DAR ES SALAAM
Le gouvernement de Tanzanie s’apprête à réviser son cadre juridique afin de prendre en compte les défis que représente le VIH/SIDA.
«Une loi générale sur les questions relatives au VIH/SIDA doit être adoptée, le cadre juridique doit tenir compte des intérêts des personnes séropositives. Le VIH/SIDA ne doit plus être considéré comme un défi uniquement sanitaire, mais comme un défi socio-économique et politique», a déclaré Sam Komba, responsable juridique auprès de la Commission tanzanienne de lutte contre le sida (Tacaids).
Le cadre juridique tanzanien est composé de différents systèmes juridiques (statutaire, islamique, hindou et coutumier), mais il n’est toujours pas parvenu à résoudre les problèmes liés au sida, a-t-il ajouté.
Selon Tacaids, plus de deux millions de Tanzaniens sont morts des suites du VIH/SIDA, depuis que le premier cas de VIH a été diagnostiqué vingt ans auparavant. Plus de deux millions de personnes vivent actuellement avec le virus. En outre, le pays abrite plus d’un million d’enfants qui ont perdu un ou deux de leurs parents à cause de l’épidémie.
L'Association des femmes juristes de Tanzanie (Tanzania Women Lawyers Association - TAWLA), chargée par le gouvernement de réviser les lois du pays, a présenté un rapport lors d’un atelier sur les média qui s’est tenu dernièrement à Dar es Salaam, la capitale commerciale.
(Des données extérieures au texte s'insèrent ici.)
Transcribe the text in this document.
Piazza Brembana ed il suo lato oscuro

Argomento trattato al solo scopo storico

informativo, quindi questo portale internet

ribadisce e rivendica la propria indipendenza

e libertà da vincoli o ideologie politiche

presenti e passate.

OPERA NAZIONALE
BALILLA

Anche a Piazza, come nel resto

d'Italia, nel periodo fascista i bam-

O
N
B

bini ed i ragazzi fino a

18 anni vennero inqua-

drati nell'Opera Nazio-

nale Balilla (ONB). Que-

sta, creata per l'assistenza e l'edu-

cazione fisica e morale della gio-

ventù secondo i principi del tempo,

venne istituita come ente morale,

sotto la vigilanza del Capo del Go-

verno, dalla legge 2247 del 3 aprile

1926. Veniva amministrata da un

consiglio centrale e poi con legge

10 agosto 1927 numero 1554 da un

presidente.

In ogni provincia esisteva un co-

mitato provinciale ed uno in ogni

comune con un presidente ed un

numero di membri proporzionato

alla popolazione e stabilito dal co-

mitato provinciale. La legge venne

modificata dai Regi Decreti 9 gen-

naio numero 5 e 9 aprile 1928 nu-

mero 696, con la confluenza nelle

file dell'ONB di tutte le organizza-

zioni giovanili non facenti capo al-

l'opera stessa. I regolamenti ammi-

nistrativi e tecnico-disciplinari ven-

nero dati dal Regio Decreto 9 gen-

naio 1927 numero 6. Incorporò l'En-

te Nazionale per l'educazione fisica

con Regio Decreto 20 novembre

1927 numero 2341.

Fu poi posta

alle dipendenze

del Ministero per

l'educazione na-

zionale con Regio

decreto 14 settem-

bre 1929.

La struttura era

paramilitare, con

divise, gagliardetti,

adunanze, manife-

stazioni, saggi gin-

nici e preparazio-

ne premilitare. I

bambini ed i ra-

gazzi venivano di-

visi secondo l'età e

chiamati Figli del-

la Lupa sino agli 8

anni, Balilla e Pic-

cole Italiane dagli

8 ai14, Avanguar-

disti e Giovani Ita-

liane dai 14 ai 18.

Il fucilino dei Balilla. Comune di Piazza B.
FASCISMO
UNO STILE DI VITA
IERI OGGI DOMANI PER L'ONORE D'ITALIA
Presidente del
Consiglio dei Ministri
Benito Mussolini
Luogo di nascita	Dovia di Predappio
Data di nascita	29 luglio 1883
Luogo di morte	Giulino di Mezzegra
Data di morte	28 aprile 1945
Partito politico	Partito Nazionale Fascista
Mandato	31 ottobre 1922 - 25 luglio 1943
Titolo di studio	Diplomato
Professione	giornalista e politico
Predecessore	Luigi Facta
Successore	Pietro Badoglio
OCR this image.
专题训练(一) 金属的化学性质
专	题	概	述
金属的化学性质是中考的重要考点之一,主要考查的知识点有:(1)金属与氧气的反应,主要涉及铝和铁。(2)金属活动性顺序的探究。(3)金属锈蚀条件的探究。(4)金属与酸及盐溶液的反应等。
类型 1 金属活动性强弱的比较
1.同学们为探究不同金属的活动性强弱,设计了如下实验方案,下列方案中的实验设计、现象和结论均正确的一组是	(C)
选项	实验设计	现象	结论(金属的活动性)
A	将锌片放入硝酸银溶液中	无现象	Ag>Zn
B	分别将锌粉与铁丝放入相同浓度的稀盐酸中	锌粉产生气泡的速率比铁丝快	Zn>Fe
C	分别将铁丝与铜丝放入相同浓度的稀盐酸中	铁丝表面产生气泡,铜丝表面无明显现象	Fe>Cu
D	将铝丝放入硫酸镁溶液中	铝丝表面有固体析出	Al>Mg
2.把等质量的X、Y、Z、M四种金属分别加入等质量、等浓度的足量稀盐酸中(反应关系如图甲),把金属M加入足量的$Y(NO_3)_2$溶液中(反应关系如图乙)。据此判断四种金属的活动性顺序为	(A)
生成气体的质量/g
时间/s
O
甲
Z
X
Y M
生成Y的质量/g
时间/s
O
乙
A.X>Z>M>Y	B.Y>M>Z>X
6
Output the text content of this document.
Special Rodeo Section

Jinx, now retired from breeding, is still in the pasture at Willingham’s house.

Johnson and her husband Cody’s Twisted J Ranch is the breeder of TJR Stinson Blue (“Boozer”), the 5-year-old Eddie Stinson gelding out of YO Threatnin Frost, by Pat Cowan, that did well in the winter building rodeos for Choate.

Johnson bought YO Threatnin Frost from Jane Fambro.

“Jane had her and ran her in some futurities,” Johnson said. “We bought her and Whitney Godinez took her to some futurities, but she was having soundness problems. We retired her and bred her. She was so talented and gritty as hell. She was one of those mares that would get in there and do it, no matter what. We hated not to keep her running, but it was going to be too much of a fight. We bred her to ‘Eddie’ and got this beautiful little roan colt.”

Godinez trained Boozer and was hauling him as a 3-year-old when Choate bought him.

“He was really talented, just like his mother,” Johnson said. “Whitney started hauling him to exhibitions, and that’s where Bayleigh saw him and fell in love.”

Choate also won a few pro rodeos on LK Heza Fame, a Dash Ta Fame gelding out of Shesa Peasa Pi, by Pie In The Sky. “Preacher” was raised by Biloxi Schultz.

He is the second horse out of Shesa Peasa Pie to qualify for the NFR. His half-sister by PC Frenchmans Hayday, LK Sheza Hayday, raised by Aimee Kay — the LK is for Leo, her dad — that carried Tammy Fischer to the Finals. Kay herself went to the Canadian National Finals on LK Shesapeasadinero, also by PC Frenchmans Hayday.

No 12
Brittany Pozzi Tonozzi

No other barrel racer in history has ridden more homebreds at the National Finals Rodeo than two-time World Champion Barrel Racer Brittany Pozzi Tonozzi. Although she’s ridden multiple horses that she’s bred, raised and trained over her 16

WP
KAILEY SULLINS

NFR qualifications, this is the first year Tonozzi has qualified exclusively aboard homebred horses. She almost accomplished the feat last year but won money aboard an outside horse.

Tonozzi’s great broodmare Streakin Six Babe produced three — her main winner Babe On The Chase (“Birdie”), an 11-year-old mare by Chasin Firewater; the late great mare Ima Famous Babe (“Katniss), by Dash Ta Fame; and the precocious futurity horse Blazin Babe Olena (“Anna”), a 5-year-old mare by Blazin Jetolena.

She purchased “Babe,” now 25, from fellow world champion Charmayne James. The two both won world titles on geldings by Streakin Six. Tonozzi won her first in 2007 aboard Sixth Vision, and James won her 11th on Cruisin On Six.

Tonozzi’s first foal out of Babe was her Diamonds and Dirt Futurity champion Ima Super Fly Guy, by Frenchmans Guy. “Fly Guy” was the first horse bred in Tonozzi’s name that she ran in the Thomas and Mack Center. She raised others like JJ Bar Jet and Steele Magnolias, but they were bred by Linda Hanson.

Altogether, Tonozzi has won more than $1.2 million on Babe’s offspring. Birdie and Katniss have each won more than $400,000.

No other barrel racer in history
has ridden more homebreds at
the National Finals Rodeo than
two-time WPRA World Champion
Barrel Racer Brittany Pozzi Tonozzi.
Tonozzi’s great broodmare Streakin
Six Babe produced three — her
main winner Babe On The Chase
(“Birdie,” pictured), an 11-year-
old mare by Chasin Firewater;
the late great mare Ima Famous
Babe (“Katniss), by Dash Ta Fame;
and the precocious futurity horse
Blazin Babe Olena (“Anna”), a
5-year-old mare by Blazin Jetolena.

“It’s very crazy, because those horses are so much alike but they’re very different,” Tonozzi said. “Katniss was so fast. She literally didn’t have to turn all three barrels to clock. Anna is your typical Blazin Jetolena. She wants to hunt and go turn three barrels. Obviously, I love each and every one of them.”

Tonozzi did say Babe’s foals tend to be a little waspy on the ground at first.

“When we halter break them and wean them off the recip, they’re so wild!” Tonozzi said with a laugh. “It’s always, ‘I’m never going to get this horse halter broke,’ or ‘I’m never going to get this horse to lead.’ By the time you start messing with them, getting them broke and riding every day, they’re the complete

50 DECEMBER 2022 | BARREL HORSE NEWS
TAWLA a répertorié les pratiques tolérées par la loi qui rendaient les gens, notamment les femmes, vulnérables au VIH/SIDA.
«Des lois et des pratiques coutumières, comme la polygamie, l’excision, l’échange d’épouses, l’héritage et la purification de la veuve, exposent la population au VIH/SIDA», a noté TAWLA dans son rapport, rédigé par Magdalena Rwebangira et Maria Tungaraza.
Bien que des progrès aient été accomplis, les lois demeurent défectueuses, a souligné Magdalena Rwebangira, responsable de la TAWLA. Ainsi, la loi sur le mariage de 1971 interdit le mariage des personnes mineures, mais elle autorise les jeunes Tanzaniennes à se marier dès 15 ans, avec la permission de leurs parents.
«De toute évidence, cette loi accentue la vulnérabilité des jeunes filles mineures face au VIH/SIDA, puisque l’âge de la majorité est fixée à 18 ans en Tanzanie», a déclaré la TAWLA dans son rapport.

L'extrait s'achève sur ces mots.